Francesco De Sanctis così commentava, con uno studio critico, su “Il Principe” di Machiavelli.
“ Ciascun uomo ha la sua missione su questa terra, seguendo le sue attitudini. La vita non è un gioco d’immaginazione e non è contemplazione. Non è teologia e non è neppure arte. Essa ha in terra la sua serietà, il suo scopo, i suoi mezzi. Riabilitare la vita terrena, darle uno scopo, rifare la coscienza, ricreare le forze interiori, restituire l’uomo nella sua serietà e nella sua attività”.
“Stabilito il centro della vita in terra e attorno alla patria, al Machiavelli non possono piacere le virtù monacali dell’umiltà e della pazienza, che hanno “disarmato il cielo ed effeminato il mondo” e che rendono l’uomo più atto a “sopportare le ingiurie che a vendicarle”. <Agere ed pati fortia romanum est>. “Il cattolicismo, male interpretato, rende l’uomo più atto a patire che a fare.
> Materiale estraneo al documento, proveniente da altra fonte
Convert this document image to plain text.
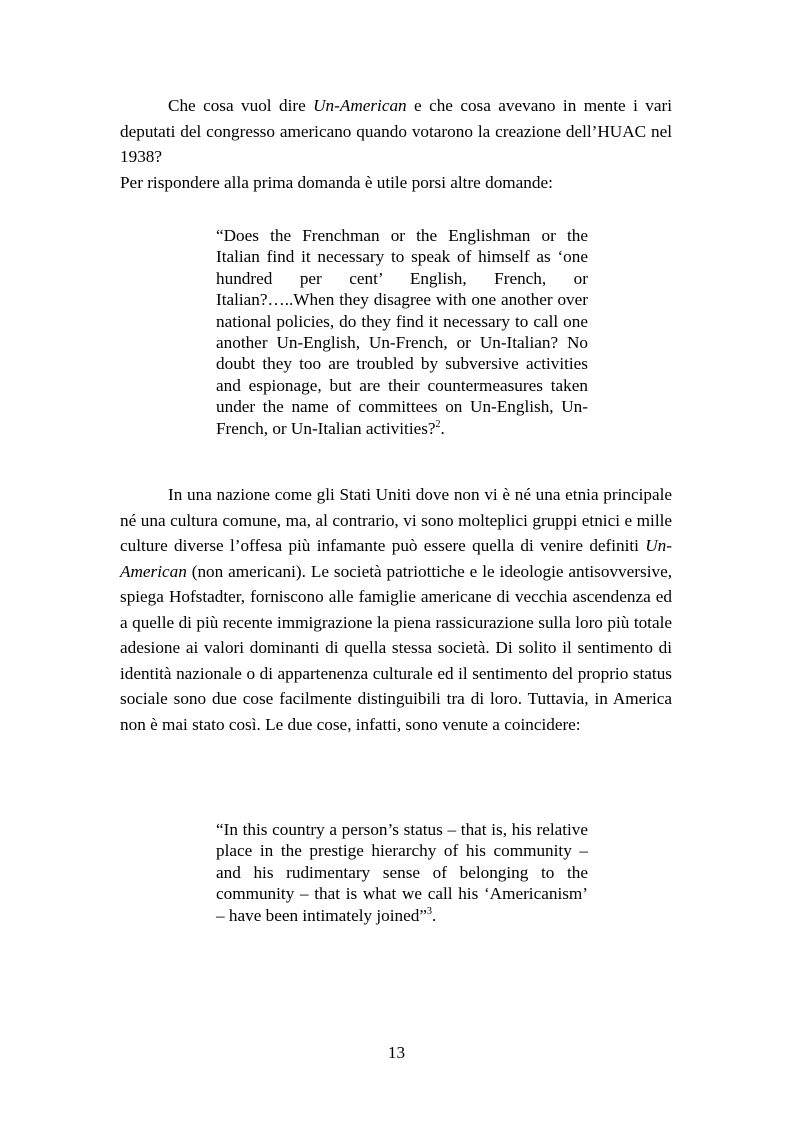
Che cosa vuol dire Un-American e che cosa avevano in mente i vari deputati del congresso americano quando votarono la creazione dell’HUAC nel 1938?

Per rispondere alla prima domanda è utile porsi altre domande:

“Does the Frenchman or the Englishman or the Italian find it necessary to speak of himself as ‘one hundred per cent’ English, French, or Italian?…..When they disagree with one another over national policies, do they find it necessary to call one another Un-English, Un-French, or Un-Italian? No doubt they too are troubled by subversive activities and espionage, but are their countermeasures taken under the name of committees on Un-English, Un-French, or Un-Italian activities?$^2$.

In una nazione come gli Stati Uniti dove non vi è né una etnia principale né una cultura comune, ma, al contrario, vi sono molteplici gruppi etnici e mille culture diverse l’offesa più infamante può essere quella di venire definiti Un-American (non americani). Le società patriottiche e le ideologie antisovversive, spiega Hofstadter, forniscono alle famiglie americane di vecchia ascendenza ed a quelle di più recente immigrazione la piena rassicurazione sulla loro più totale adesione ai valori dominanti di quella stessa società. Di solito il sentimento di identità nazionale o di appartenenza culturale ed il sentimento del proprio status sociale sono due cose facilmente distinguibili tra di loro. Tuttavia, in America non è mai stato così. Le due cose, infatti, sono venute a coincidere:

“In this country a person’s status – that is, his relative place in the prestige hierarchy of his community – and his rudimentary sense of belonging to the community – that is what we call his ‘Americanism’ – have been intimately joined”$^3$.

13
Non è che agli Italiani manchi il valore; anzi ne’ singolari incontri riescono spesso vittoriosi: manca l’educazione e la disciplina o, come egli dice, <i buoni ordini e le buone armi>, che fanno gagliardi e liberi i popoli”.
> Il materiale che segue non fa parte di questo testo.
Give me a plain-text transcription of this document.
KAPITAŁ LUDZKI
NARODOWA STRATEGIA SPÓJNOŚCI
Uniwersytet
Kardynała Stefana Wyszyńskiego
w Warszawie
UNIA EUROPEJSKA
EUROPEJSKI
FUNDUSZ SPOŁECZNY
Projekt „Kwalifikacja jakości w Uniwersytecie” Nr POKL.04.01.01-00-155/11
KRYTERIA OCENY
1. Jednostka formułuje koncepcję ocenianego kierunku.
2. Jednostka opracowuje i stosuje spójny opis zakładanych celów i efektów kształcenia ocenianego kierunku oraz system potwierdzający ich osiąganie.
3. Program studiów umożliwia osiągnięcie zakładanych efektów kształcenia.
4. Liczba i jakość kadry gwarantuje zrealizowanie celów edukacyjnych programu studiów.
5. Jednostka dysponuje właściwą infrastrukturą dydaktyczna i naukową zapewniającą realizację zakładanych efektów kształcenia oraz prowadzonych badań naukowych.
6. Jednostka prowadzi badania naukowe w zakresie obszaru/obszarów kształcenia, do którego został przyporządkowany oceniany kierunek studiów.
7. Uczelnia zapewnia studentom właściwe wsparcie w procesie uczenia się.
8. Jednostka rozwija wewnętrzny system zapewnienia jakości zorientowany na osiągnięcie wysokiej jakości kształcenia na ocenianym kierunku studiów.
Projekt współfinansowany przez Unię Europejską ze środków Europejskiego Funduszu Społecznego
“Ma se in Italia la tempra è infiacchita, lo spirito è integro. Se da una parte Machiavelli poneva a base della vita l’essere <uomo>, iniziando l’età virile della forza intelligente, d’altra parte il motivo principale comico dello spirito italiano nella sua letteratura romanzesca era appunto la forza incoerente, cioè a dire indisciplinata e senza scopo. Il tipo cavalleresco, come era concepito in Italia, era ridicolo per questo: che si presentava all’immaginazione come un esercizio incomposto di una forza gigantesca, senza serietà di scopo e di mezzi, la forza come forza, e tutta la forza nei fini più seri e più frivoli: ciò che rende così comici Morgante, Mandricardo, Fracassa. Lo spirito italiano dunque da una parte metteva in caricatura il medio evo come un giuoco disordinato di forze, e dall’altro gettava la base di una nuova età su questo principio virile: che la forza è intelligenza, serietà di scopo e di mezzi. Pure l’Italia era corrotta, perché difettava di forze morali, e perciò di un degno scopo che riempisse di sé la coscienza nazionale". Di lui è questo grande concetto: che il nerbo della guerra non sono i denari né le fortezze né i soldati, ma le forze morali o, com’egli dice, il patriottismo e la disciplina. Di quella corruzione italiana la principale causa era il pervertimento religioso. Abbiamo queste memorabili parole: “ La…religione, se nei principi della repubblica cristiana si fusse mantenuta secondo che dal datore d’essa ne fu ordinato, sarebbero gli Stati e le repubbliche più unite e più felici assai ch’elle non sono. Né si può fare altra maggiore coniettura della declinazione d’essa, quanto è vedere come quelli popoli che sono più propinqui alla Chiesa romana, capo della religione nostra, hanno meno religione. E chi considerasse i fondamenti suoi e vedesse l’uso presente quanto è diverso da quelli, giudicherebbe esser propinquo senza dubbio o la rovina o il flagello. Ciò che è morto non è il sistema, è la sua esagerazione. Il suo <Stato> non è contento di essere autonomo esso, ma toglie l’autonomia a tutto il rimanente. Ci sono i dritti (diritti) dello Stato: mancano i dritti (diritti) dell’uomo”. Vi è qualche analogia con la moderna realtà?